La madre del niño relató que el menor ha enfrentado un trauma físico y psicológico desde el día del incidente. Aseguran que el niño era constantemente acosado por algunos compañeros, y el día de la agresión, uno de ellos lo sujetó mientras otro le causó la lesión en sus genitales, dejándolo inconsciente. Tras ser encontrado en el colegio, fue trasladado a un centro médico donde se realizaron cuatro cirugías reconstructivas.
La familia destaca que el daño va más allá de lo físico, ya que el adolescente atraviesa un proceso psicológico complicado en una etapa de su vida marcada por la pubertad. A pesar de las diferentes versiones sobre el incidente, los padres insisten en que no fue un juego ni una riña, sino una situación que ha dejado consecuencias permanentes para su hijo.
Desde el colegio se ha mencionado que el hecho ocurrió durante una dinámica relacionada con un reto viral en redes sociales, pero la familia cuestiona esta explicación, argumentando que la gravedad de las lesiones demuestra que no se trató de una simple actividad entre compañeros. Además, los padres han expresado su descontento por la falta de apoyo del colegio y de las familias de los otros estudiantes involucrados.
Los padres han tenido que asumir los gastos médicos y el proceso emocional del niño sin el respaldo esperado. También han enfrentado dificultades para presentar la denuncia ante las autoridades y critican que el caso haya tardado en hacerse público. El 24 de junio, Diario Libre se comunicó con el Ministerio de Educación, que informó que se han iniciado investigaciones para determinar las circunstancias del incidente.
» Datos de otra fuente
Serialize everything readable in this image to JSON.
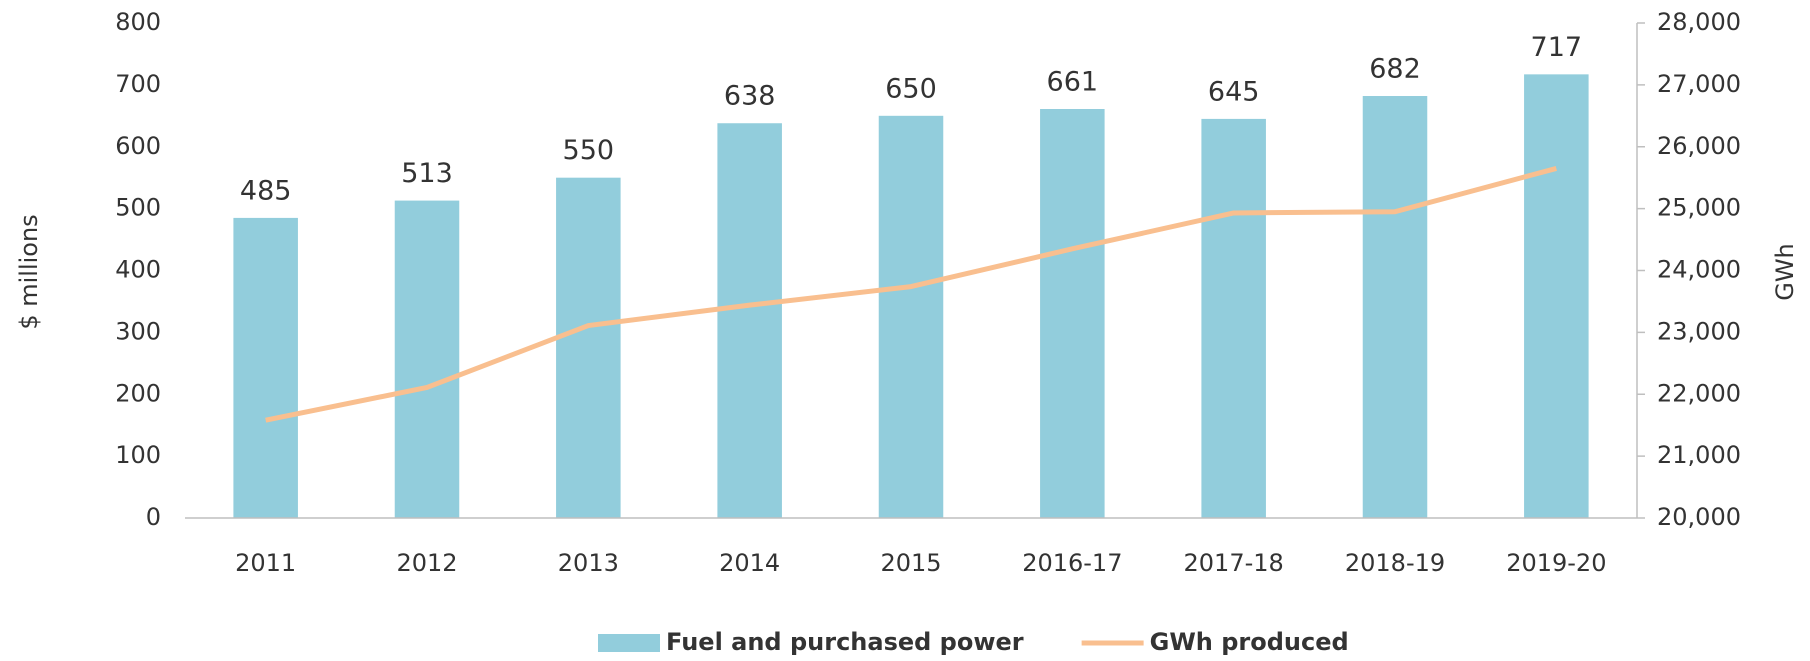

El colegio evangélico Doctor Pelegrín Adolfo Gómez no ofreció declaraciones sobre el caso, indicando que la persona que respondió no estaba autorizada para hablar. Mientras tanto, los padres del menor continúan exigiendo justicia y piden medidas para prevenir situaciones similares en el futuro. Para ellos, este caso representa más que una lesión física; es una marca que acompañará al niño durante toda su vida.